Let's explore whether birthweight of a baby varies by whether or not it was the *first* child that a mother had, *and* whether this relationship differs by First Steps enrollment. We make a table below:

```{r}
firststeps %>%
  count(firstchild, low_bwt, firstep)
```

a. What is the probability that a mother enrolled in First steps who is having their first child, has a baby who is born at a low birthweight? Calculate your answer, and write it using formal probability notation.

> P(___ | ___) = ?

b. What is the probability that a mother *not* enrolled in First steps who is having their first child, has a baby who is born at a low birthweight? Calculate your answer, and write it using formal probability notation.

> P(___ | ___) = ?

c. What is the probability that a mother's first child has a low birthweight? Calculate your answer, and write it using formal probability notation.

> P(___ | ___) = ?

d. How many times *more likely* is a child to be born at a low birthweight, comparing children who are the first born to those not first born?

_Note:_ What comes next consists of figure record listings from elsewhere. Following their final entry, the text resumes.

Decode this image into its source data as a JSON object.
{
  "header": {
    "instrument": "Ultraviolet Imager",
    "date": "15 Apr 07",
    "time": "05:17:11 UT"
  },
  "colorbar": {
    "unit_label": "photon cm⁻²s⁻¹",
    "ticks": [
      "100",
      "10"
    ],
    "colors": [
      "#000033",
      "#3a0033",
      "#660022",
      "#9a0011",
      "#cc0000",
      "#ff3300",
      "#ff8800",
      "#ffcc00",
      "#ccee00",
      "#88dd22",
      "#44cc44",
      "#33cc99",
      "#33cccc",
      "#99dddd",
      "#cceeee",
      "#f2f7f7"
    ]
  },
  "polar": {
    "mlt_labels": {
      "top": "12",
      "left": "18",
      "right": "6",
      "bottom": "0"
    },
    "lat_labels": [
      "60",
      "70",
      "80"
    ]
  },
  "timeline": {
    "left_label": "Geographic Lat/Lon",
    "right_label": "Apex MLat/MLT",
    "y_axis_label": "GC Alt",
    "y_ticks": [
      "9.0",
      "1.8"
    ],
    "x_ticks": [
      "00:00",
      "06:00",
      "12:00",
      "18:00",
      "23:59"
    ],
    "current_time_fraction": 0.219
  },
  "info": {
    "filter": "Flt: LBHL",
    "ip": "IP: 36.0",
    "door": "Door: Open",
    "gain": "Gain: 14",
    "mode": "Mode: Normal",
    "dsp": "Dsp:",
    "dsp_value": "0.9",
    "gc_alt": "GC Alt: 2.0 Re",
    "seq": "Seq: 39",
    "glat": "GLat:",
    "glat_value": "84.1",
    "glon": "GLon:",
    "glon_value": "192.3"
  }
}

> P(___ | ___) / P(___ | ___) = ?




## Done!

- Finalize your notes: (1) Render your notes to an HTML file; (2) Inspect this HTML in your Viewer -- check that your work translated correctly; and (3) Outside RStudio, navigate to your `inclass_activities` subfolder within your `stat155` folder and locate the HTML file -- you can open it again in your browser.
- Clean up your RStudio session: End the rendering process by clicking the 'Stop' button in the 'Background Jobs' pane.
- Check the solutions in the course website, at the bottom of the corresponding chapter.
- Work on homework and/or any extra practice exercises!